Глаза у Нади заволокло слезами — ее внезапно охватило волнение. Голос ее дрожал и прерывался, когда она сказала:
— Вот ее-то… ее-то вот, Варвара Григорьевна… Советскую власть и надо нам с тобой благодарить. И тебе и мне одинаково. Не Федора, нет. Федор — человек маленький. Ленина надо нам с тобой благодарить. Вот кого! Ему, Ленину, надо говорить спасибо. А что касается… Абанкины, Поцелуевы… Что касается этих… — голос у Нади зазвенел, стал запальчивым, а глаза, все еще влажные, вспыхнули злобой. — Будет с них, повластвовали! Они-то ждут не дождутся содрать с нас кожу. Спят и видят. Да только не выйдет этого. Нас много, Варвара Григорьевна. Не выйдет!
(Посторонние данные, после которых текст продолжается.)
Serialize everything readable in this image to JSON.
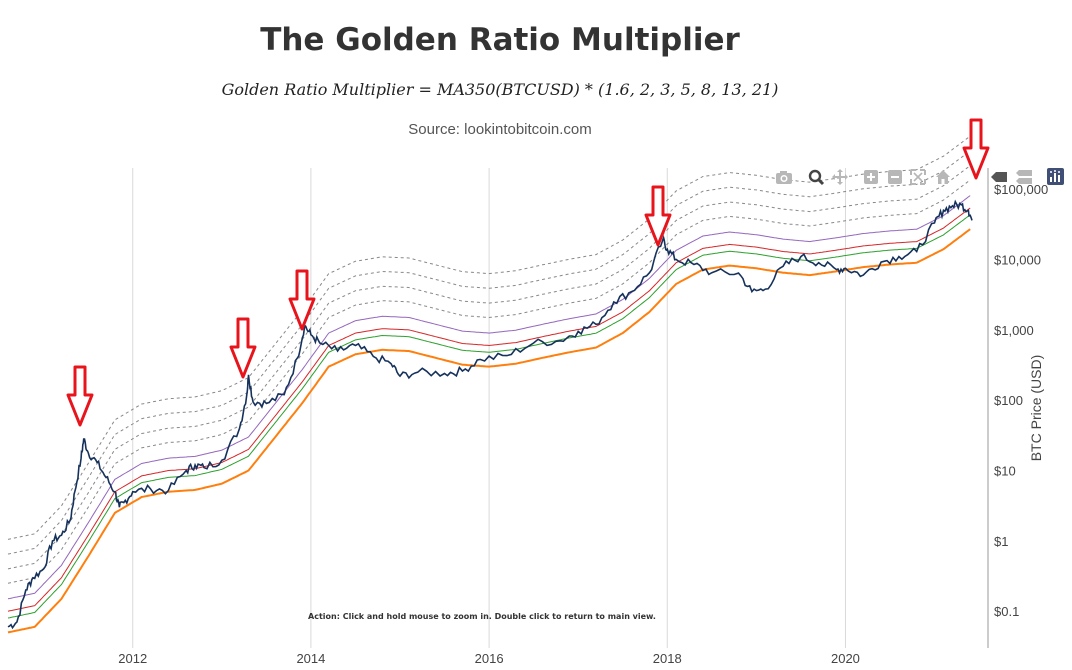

Гневная, возбужденная, она зачем-то встала, спустив резким движением на пол ноги. Но тут же вскрикнула и обмякла вся, изогнулась. Лицо ее мгновенно покрылось мертвенной бледностью. Стоя боком к кровати, уцепилась руками за пестрое лоскутное одеяло и, стаскивая его, поползла обратно, на постель. С великим напряжением, не разгибаясь, все же дотянулась головой до подушки и уткнулась в нее залоснившимся от пота лбом.
Варвара оторопело уставилась на нее.
— Зови-и… скоре-ей… Устинь… Михайловну… Настю… — с трудом различила она протяжное, стенящее и, только теперь поняв, что случилось, с готовностью бросилась из комнаты.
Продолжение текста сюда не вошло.